L’affermazione che «l’arte e la scienza sono libere e libero ne è l’insegnamento» apre l’articolo 33 della Costituzione, nel capitolo della sua prima parte dedicato ai rapporti etico-sociali. Essa segue gli articoli dedicati alla famiglia e quello sulla salute come fondamentale diritto dell’individuo e interesse della collettività. L’idea è chiara. Questa libertà genera «merito» a partire da opportunità che sono date a tutti e per dare a tutti più opportunità. Si riconosce cioè che la scienza e le sue istituzioni sono un vettore di crescita non solo economica, ma anche civile e di legame. Oggi si parla della «terza missione» dell’università proprio per sottolineare questo duplice aspetto. Ed è in questa prospettiva che, qualche mese fa, un gruppo di docenti del Politecnico di Milano si è rivolto al Capo dello Stato per ricordare il dovere di garantire un accesso alla ricerca e all’alta formazione equamente distribuito su tutto il territorio nazionale. Il campionato delle università non produce questa equità e rischia al contrario di allargare le distanze fra i territori del nostro paese, togliendo risorse a chi ne avrebbe più bisogno. Buone università aiutano a far crescere il capitale sociale insieme a quello umano e dunque buone imprese, buona amministrazione, buoni ospedali. Ricordare questa elementare verità non significa ripetere gli errori di chi ha assecondato la logica secondo la quale ogni campanile aveva diritto almeno a qualche facoltà, ma usare la valutazione, prima ancora che per premiare e punire, per individuare le debolezze del sistema, intervenire con efficacia e sostenere anche attraverso le nostre università lo sviluppo di tutto il paese. Questo dovere della politica è stato riconosciuto dallo stesso Presidente del Consiglio, che, rispondendo ai vincitori dei bandi europei emigrati, ha annunciato «la creazione di infrastrutture che producano attrattività e mobilità su tutto il territorio nazionale, in particolare al Sud».

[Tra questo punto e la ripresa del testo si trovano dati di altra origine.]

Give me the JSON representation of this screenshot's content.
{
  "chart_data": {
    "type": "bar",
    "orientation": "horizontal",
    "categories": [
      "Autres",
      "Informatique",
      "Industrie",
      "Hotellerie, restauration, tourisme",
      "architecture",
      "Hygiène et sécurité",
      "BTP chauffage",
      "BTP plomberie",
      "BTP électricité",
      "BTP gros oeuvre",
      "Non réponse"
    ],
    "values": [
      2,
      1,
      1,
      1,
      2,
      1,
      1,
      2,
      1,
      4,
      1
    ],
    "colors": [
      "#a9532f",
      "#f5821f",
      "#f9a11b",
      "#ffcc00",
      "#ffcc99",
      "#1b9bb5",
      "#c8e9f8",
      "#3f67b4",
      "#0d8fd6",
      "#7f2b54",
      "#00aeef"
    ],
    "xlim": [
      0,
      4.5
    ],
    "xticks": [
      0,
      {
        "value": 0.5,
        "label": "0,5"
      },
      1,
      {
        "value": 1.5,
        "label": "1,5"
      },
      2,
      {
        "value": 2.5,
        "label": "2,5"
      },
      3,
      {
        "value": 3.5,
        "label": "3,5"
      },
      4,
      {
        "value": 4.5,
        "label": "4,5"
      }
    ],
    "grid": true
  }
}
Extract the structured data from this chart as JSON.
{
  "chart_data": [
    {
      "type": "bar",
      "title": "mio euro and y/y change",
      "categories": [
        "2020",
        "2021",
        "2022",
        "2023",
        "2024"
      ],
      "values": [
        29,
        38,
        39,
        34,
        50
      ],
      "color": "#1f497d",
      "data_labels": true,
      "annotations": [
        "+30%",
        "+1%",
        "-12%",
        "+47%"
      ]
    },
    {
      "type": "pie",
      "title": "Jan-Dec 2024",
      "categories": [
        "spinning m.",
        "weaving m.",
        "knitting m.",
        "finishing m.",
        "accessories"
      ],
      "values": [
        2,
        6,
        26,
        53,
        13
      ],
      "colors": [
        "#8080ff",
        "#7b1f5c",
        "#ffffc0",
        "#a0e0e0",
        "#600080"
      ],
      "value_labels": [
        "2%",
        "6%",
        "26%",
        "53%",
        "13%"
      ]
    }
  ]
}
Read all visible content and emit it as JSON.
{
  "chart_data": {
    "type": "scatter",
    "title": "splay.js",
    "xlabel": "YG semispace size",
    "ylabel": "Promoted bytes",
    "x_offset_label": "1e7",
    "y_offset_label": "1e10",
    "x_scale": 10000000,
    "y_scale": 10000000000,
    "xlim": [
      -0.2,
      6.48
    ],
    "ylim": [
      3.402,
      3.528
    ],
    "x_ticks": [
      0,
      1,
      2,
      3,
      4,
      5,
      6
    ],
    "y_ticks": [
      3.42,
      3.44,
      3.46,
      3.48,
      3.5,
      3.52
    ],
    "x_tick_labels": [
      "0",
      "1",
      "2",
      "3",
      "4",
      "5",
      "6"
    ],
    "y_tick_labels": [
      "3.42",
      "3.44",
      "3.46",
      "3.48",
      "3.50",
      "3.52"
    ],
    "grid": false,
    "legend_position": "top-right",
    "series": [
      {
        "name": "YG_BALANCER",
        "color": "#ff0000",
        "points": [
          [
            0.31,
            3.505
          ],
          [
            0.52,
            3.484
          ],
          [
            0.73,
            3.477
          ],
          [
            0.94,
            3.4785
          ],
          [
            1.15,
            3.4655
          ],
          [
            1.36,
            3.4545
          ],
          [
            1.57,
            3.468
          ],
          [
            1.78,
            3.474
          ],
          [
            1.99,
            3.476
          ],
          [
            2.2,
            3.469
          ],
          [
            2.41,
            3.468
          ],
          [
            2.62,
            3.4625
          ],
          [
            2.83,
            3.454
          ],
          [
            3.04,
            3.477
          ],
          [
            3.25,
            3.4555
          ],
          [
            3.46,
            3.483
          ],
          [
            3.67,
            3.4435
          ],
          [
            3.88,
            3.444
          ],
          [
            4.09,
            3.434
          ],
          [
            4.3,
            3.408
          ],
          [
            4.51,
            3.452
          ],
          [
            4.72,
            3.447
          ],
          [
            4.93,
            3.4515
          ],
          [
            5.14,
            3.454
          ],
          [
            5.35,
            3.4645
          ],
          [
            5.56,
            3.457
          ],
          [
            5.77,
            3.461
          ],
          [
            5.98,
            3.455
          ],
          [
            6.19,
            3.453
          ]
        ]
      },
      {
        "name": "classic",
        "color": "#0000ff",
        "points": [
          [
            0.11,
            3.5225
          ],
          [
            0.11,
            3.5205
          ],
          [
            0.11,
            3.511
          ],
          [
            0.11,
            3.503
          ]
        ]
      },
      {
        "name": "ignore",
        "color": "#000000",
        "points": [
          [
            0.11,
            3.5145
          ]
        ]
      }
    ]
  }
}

Università di serie A e B: ma la conoscenza non è una partita di calcio

La sfida dell’art. 34 della Costituzione è ancora più semplice. Il campionato e le sue classifiche possono facilmente portare alla creazione di una serie A (con poche squadre) e di una serie B, per usare un linguaggio ormai diffuso fra gli stessi addetti ai lavori. Anche gli studenti «giocheranno» dunque in serie A o in serie B, a seconda dell’università che potranno frequentare. Magari con il corollario che di serie A e di serie B saranno i percorsi professionali che potranno poi intraprendere. Ma «i capaci e meritevoli, anche se privi di mezzi, hanno il diritto di raggiungere i gradi più alti degli studi». I mezzi, mano a mano che il campionato mieterà le sue vittime, faranno sempre più la differenza, perché non tutte le famiglie possono permettersi un «fuori sede». La Conferenza dei Rettori, in occasione della giornata per la Primavera dell’Università del 21 marzo, ha ricordato che gli strumenti del diritto allo studio sono un oggetto sconosciuto per la quasi totalità degli studenti italiani, a differenza di quello che accade in paesi come la Francia e la Germania. In questo modo, però, è chiaro che per molti il campionato (della vita) sarà perso prima ancora di cominciare. È davvero arduo immaginare che possa essere questa la strada verso la cultura del merito, che la nostra Costituzione non ci consente di pensare senza la cultura dell’equità.